The reinstatement of production at major Libyan oilfields also exerted pressure on crude markets, diminishing some bets that Libyan oil production would remain inactive for an extended period of time.
Economic Growth Dropped Despite Crude Export Remained Solid
China’s economic growth dropped in the second quarter compared to the first, according to data released on Monday.

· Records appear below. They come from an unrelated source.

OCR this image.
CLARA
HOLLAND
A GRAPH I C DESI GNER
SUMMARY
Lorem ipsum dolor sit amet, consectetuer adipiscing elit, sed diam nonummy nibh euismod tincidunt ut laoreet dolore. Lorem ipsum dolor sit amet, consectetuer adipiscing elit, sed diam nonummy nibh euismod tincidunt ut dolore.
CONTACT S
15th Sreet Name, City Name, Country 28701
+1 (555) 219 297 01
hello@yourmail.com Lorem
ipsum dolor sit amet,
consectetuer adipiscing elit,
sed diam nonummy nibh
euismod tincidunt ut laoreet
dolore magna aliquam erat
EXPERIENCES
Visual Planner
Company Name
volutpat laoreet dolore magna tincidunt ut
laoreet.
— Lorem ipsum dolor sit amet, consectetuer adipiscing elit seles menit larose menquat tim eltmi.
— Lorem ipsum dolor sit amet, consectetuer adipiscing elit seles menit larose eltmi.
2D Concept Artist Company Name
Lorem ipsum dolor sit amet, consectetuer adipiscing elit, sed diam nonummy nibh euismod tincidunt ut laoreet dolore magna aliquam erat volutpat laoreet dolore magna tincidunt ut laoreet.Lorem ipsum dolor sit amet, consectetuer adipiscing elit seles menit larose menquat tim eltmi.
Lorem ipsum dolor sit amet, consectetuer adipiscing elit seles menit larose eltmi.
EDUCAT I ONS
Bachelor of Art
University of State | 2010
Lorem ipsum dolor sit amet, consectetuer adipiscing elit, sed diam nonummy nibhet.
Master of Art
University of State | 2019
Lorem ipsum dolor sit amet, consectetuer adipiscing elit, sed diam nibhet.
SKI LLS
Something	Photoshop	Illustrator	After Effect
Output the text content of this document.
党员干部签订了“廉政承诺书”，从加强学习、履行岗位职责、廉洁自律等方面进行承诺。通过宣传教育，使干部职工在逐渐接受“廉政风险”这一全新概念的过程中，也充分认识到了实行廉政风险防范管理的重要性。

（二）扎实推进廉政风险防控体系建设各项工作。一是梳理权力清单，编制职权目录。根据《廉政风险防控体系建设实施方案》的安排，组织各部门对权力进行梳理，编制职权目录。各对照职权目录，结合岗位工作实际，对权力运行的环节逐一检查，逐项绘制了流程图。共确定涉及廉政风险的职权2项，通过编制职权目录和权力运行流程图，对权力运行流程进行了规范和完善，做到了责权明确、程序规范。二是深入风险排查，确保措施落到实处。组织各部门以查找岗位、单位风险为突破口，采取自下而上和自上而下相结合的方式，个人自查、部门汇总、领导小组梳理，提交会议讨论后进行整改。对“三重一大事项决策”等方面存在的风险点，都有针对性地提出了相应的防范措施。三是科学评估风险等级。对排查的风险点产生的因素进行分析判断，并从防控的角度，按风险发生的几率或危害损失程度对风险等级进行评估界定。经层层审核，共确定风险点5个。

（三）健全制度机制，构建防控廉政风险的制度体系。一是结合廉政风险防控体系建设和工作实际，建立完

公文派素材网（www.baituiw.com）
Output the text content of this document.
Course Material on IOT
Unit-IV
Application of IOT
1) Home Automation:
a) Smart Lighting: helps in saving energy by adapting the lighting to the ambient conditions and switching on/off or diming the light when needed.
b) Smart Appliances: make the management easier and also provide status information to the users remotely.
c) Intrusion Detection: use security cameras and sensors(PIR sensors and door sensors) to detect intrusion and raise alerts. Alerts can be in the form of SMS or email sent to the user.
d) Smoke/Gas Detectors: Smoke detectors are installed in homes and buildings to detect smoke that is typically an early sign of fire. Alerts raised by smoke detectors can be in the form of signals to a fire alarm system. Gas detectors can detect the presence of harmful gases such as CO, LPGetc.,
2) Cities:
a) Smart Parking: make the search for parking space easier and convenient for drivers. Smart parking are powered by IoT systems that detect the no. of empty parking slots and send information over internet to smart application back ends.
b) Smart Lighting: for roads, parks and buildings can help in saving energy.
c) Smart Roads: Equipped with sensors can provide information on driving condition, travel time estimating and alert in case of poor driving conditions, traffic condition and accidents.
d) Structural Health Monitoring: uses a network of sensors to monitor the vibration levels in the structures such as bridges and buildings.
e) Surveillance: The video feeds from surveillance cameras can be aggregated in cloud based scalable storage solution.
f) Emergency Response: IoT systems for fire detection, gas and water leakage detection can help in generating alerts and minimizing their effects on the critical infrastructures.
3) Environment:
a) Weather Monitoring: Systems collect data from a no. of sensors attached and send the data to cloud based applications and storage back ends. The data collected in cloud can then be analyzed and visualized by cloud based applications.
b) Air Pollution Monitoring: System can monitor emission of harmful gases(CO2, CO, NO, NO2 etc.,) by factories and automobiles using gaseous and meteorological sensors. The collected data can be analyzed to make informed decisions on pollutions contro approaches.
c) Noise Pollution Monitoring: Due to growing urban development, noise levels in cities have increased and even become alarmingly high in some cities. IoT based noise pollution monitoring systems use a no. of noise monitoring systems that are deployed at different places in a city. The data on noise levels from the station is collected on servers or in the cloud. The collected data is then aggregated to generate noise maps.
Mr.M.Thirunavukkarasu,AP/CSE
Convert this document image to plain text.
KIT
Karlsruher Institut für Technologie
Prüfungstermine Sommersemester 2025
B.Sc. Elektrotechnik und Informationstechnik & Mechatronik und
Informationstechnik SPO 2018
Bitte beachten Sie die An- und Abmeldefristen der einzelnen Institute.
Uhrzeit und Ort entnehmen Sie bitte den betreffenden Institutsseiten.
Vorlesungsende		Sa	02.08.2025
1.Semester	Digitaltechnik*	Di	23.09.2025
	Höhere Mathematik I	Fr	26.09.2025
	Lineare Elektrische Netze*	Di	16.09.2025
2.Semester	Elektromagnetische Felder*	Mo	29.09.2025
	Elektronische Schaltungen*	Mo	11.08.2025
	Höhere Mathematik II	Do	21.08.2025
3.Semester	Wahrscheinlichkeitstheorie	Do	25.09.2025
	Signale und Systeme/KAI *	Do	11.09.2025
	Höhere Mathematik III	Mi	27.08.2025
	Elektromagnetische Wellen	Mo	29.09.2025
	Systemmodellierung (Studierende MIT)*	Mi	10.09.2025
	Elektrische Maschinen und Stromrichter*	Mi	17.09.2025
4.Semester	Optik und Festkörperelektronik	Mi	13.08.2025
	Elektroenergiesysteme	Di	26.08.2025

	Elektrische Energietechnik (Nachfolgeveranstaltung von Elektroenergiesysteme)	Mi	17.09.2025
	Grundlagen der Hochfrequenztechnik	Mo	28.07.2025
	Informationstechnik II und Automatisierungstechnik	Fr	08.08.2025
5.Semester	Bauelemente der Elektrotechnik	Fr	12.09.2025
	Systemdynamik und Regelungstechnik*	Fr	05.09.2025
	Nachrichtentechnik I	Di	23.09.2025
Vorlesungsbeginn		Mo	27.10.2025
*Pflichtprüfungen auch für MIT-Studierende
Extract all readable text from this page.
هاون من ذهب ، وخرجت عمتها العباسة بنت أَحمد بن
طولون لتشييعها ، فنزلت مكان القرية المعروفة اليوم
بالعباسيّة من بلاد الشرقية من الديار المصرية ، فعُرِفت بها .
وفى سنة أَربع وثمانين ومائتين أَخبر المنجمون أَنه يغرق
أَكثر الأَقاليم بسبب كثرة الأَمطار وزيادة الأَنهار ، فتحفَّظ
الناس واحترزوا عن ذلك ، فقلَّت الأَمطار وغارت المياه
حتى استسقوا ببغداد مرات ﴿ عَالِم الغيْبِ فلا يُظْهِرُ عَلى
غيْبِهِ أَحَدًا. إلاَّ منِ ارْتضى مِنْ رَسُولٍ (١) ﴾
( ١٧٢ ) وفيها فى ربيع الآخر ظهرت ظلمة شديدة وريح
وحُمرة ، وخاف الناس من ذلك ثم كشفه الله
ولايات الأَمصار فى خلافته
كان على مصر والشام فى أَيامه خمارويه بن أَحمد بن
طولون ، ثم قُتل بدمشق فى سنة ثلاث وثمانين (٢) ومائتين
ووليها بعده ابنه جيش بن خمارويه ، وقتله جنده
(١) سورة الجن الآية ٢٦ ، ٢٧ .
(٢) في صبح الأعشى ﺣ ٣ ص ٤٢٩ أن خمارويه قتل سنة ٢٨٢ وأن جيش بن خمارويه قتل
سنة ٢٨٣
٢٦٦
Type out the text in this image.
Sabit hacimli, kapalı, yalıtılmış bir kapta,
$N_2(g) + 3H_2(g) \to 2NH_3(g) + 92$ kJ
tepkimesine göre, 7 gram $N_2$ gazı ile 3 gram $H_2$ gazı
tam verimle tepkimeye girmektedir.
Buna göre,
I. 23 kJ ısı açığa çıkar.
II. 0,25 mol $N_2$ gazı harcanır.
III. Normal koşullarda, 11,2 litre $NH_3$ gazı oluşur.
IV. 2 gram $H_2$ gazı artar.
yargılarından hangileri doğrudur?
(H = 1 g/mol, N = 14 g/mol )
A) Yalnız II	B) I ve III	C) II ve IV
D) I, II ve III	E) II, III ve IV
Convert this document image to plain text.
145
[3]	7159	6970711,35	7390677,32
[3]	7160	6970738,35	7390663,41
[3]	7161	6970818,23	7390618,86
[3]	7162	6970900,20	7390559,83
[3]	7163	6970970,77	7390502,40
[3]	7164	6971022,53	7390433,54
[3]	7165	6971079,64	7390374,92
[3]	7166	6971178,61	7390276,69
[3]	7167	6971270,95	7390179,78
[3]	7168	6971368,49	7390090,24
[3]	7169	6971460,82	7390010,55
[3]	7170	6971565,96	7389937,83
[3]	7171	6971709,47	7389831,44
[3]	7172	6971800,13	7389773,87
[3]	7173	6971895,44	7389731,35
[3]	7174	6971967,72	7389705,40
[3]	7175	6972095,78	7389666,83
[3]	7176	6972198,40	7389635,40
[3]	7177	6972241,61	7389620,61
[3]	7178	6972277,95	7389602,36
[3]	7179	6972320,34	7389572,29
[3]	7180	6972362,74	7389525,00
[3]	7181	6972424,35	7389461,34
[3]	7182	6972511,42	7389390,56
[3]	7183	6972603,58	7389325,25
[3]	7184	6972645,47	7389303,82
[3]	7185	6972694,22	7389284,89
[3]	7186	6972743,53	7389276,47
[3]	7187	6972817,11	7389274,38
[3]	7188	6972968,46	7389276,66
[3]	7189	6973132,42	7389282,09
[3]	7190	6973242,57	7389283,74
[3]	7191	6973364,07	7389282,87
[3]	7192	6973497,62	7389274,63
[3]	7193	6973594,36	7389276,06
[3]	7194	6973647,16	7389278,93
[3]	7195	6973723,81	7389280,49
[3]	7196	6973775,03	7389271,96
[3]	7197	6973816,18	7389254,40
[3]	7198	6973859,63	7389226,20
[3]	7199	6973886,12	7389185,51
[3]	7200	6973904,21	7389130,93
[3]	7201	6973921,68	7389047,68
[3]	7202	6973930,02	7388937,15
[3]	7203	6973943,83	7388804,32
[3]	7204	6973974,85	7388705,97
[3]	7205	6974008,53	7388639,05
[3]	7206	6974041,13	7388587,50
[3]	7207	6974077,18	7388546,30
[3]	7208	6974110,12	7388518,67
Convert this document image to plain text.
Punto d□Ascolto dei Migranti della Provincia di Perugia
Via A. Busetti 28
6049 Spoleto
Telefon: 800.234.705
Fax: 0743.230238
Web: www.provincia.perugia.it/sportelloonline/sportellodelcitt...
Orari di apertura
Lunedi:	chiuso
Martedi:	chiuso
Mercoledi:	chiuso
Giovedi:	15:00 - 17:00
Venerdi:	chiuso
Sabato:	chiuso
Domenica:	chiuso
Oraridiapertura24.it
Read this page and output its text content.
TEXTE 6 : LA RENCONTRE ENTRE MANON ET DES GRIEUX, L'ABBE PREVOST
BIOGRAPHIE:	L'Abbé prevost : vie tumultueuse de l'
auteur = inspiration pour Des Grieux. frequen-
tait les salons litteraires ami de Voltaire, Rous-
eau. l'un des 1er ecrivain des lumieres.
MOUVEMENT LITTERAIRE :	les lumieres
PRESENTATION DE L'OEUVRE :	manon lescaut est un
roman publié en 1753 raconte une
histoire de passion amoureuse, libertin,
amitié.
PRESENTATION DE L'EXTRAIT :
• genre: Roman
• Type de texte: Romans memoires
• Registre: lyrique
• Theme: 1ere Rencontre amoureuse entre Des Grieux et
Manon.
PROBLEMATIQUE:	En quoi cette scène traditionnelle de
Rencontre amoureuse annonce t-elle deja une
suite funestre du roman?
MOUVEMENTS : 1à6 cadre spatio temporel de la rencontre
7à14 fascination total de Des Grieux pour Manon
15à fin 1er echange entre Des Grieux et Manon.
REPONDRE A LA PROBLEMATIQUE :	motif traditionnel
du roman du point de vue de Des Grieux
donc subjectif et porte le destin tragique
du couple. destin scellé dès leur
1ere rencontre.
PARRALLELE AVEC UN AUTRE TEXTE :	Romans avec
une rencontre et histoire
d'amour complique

In the world’s largest oil importer, the post-COVID economic recovery appears to have lost momentum.
In spite of this, markets are currently pricing in the possibility of additional stimulus programs from Beijing, as the government steps to bolster economic growth.
According to local media reports, the People’s Bank of China may reduce reserve requirements for the third quarter, freeing up more liquidity to help the economy.
The last time the bank lowered its reserve requirement ratio was in March of this year, just a few months after the government loosened the majority of anti-COVID restrictions.
However, China’s petroleum imports have remained resilient despite a slowing economy.
Decline In Inventories
On Tuesday and Wednesday, respectively, the American Petroleum Institute and Energy Information Administration will release weekly inventory data for the United States.
After a significantly larger-than-anticipated buildup in the previous week, it is anticipated that the data will show a slight decline in inventories.
Last week, a key indicator of U.S. fuel demand disappointed markets by revealing a decline in gasoline consumption over the previous week, which was unusual for the typically demand-heavy summer season.